Reviews provided by Syndetics

Library Journal Review

Stewart, a member of the board of editors of Fortune magazine, is a forerunner in the field of "intellectual capital." Opening with the statement that "information and knowledge are the thermonuclear competitive weapons of our time," he defines intellectual capital as the total of everything that everyone in an organization knows, e.g., "knowledge, information, intellectual property, experience," and other things that can be used in "wealth" creation. Stewart then argues that the efficient use of an organization's knowledge may determine its success or failure. This volume has its theoretical side but contains many examples taken from companies such as General Electric, Hewlett-Packard, and Merck, so it is also very usable and practical. A timely title that should be available in all public, school, and academic collections and on the reading lists of all corporate executives as well.‘Littleton M. Maxwell, Univ. of Richmond, Va. (c) Copyright 2010. Library Journals LLC, a wholly owned subsidiary of Media Source, Inc. No redistribution permitted.

Publishers Weekly Review

It is ironic that in a book about how to use knowledge, Stewart, former president and publisher of Atheneum, doesn't begin with his strongest material. Instead of stressing the three components of intellectual capital-human, organizational and customer-he devotes nearly the first third of the book to documenting the importance of knowledge in today's workplace. The problem is that stories about how 80% of the cost of producing a pair of Levi's blue jeans goes for information and how America now spends more on information technology than on production equipment read like old news-and should.
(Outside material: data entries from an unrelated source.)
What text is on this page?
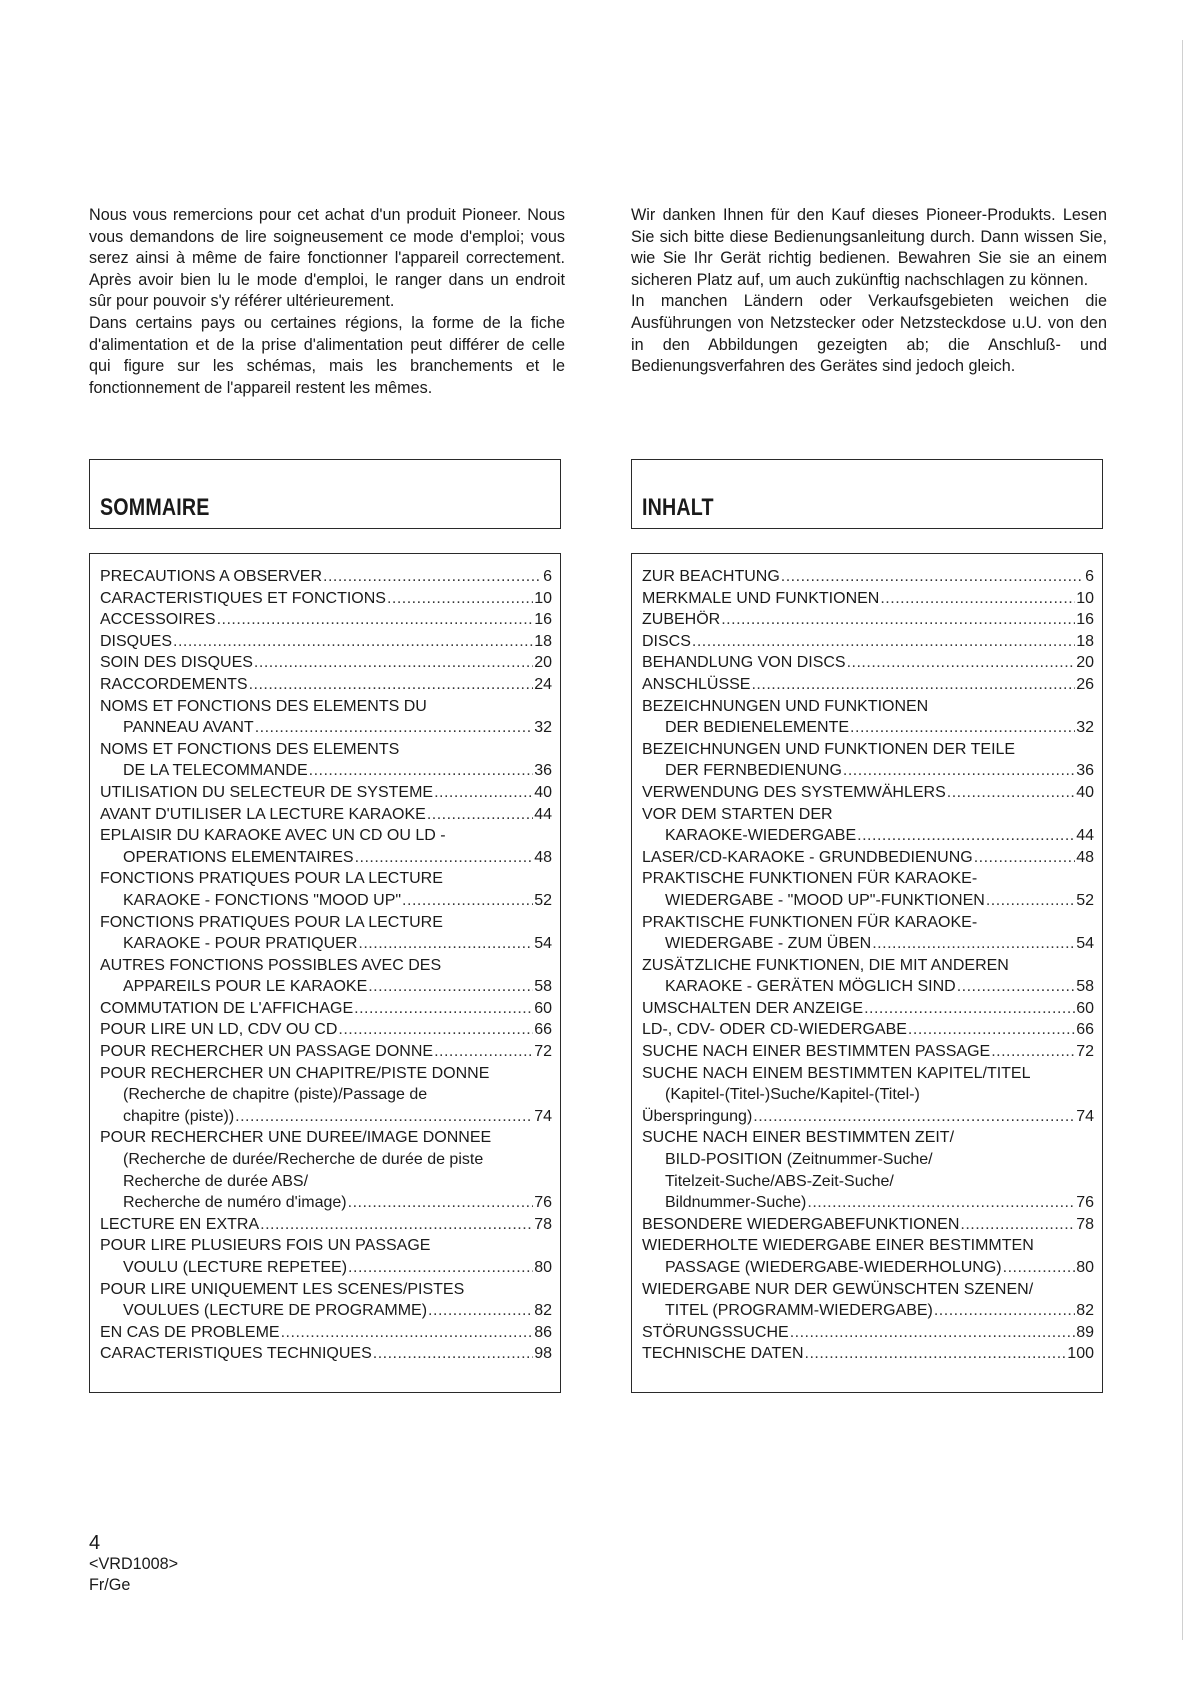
Nous vous remercions pour cet achat d'un produit Pioneer. Nous vous demandons de lire soigneusement ce mode d'emploi; vous serez ainsi à même de faire fonctionner l'appareil correctement. Après avoir bien lu le mode d'emploi, le ranger dans un endroit sûr pour pouvoir s'y référer ultérieurement.

Dans certains pays ou certaines régions, la forme de la fiche d'alimentation et de la prise d'alimentation peut différer de celle qui figure sur les schémas, mais les branchements et le fonctionnement de l'appareil restent les mêmes.

SOMMAIRE
PRECAUTIONS A OBSERVER .....	6
CARACTERISTIQUES ET FONCTIONS .....	10
ACCESSOIRES .....	16
DISQUES .....	18
SOIN DES DISQUES .....	20
RACCORDEMENTS .....	24
NOMS ET FONCTIONS DES ELEMENTS DU
PANNEAU AVANT .....	32
NOMS ET FONCTIONS DES ELEMENTS
DE LA TELECOMMANDE .....	36
UTILISATION DU SELECTEUR DE SYSTEME .....	40
AVANT D'UTILISER LA LECTURE KARAOKE .....	44
EPLAISIR DU KARAOKE AVEC UN CD OU LD -
OPERATIONS ELEMENTAIRES .....	48
FONCTIONS PRATIQUES POUR LA LECTURE
KARAOKE - FONCTIONS "MOOD UP" .....	52
FONCTIONS PRATIQUES POUR LA LECTURE
KARAOKE - POUR PRATIQUER .....	54
AUTRES FONCTIONS POSSIBLES AVEC DES
APPAREILS POUR LE KARAOKE .....	58
COMMUTATION DE L'AFFICHAGE .....	60
POUR LIRE UN LD, CDV OU CD .....	66
POUR RECHERCHER UN PASSAGE DONNE .....	72
POUR RECHERCHER UN CHAPITRE/PISTE DONNE
(Recherche de chapitre (piste)/Passage de
chapitre (piste)) .....	74
POUR RECHERCHER UNE DUREE/IMAGE DONNEE
(Recherche de durée/Recherche de durée de piste
Recherche de durée ABS/
Recherche de numéro d'image) .....	76
LECTURE EN EXTRA .....	78
POUR LIRE PLUSIEURS FOIS UN PASSAGE
VOULU (LECTURE REPETEE) .....	80
POUR LIRE UNIQUEMENT LES SCENES/PISTES
VOULUES (LECTURE DE PROGRAMME) .....	82
EN CAS DE PROBLEME .....	86
CARACTERISTIQUES TECHNIQUES .....	98

Wir danken Ihnen für den Kauf dieses Pioneer-Produkts. Lesen Sie sich bitte diese Bedienungsanleitung durch. Dann wissen Sie, wie Sie Ihr Gerät richtig bedienen. Bewahren Sie sie an einem sicheren Platz auf, um auch zukünftig nachschlagen zu können.

In manchen Ländern oder Verkaufsgebieten weichen die Ausführungen von Netzstecker oder Netzsteckdose u.U. von den in den Abbildungen gezeigten ab; die Anschluß- und Bedienungsverfahren des Gerätes sind jedoch gleich.

INHALT
ZUR BEACHTUNG .....	6
MERKMALE UND FUNKTIONEN .....	10
ZUBEHÖR .....	16
DISCS .....	18
BEHANDLUNG VON DISCS .....	20
ANSCHLÜSSE .....	26
BEZEICHNUNGEN UND FUNKTIONEN
DER BEDIENELEMENTE .....	32
BEZEICHNUNGEN UND FUNKTIONEN DER TEILE
DER FERNBEDIENUNG .....	36
VERWENDUNG DES SYSTEMWÄHLERS .....	40
VOR DEM STARTEN DER
KARAOKE-WIEDERGABE .....	44
LASER/CD-KARAOKE - GRUNDBEDIENUNG .....	48
PRAKTISCHE FUNKTIONEN FÜR KARAOKE-
WIEDERGABE - "MOOD UP"-FUNKTIONEN .....	52
PRAKTISCHE FUNKTIONEN FÜR KARAOKE-
WIEDERGABE - ZUM ÜBEN .....	54
ZUSÄTZLICHE FUNKTIONEN, DIE MIT ANDEREN
KARAOKE - GERÄTEN MÖGLICH SIND .....	58
UMSCHALTEN DER ANZEIGE .....	60
LD-, CDV- ODER CD-WIEDERGABE .....	66
SUCHE NACH EINER BESTIMMTEN PASSAGE .....	72
SUCHE NACH EINEM BESTIMMTEN KAPITEL/TITEL
(Kapitel-(Titel-)Suche/Kapitel-(Titel-)
Überspringung) .....	74
SUCHE NACH EINER BESTIMMTEN ZEIT/
BILD-POSITION (Zeitnummer-Suche/
Titelzeit-Suche/ABS-Zeit-Suche/
Bildnummer-Suche) .....	76
BESONDERE WIEDERGABEFUNKTIONEN .....	78
WIEDERHOLTE WIEDERGABE EINER BESTIMMTEN
PASSAGE (WIEDERGABE-WIEDERHOLUNG) .....	80
WIEDERGABE NUR DER GEWÜNSCHTEN SZENEN/
TITEL (PROGRAMM-WIEDERGABE) .....	82
STÖRUNGSSUCHE .....	89
TECHNISCHE DATEN .....	100
4
<VRD1008>
Fr/Ge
Stewart has covered this ground in Fortune magazine, of which he is a member of the board of editors (citing himself nearly three dozen times in the notes). What's new in this engaging and well-written book is the discussion about how corporations can increase their workers' knowledge, capitalize on the implicit knowledge within the organization and exploit the value of their relationship with customers, what he calls "customer capital." And Stewart is a pro at explaining how managers can determine which workers have knowledge worth keeping and which can be easily replaced. Managers need that kind of information more than they do background. (Mar.) (c) Copyright PWxyz, LLC. All rights reserved

Author notes provided by Syndetics

Thomas A. Stewart lives in New York City.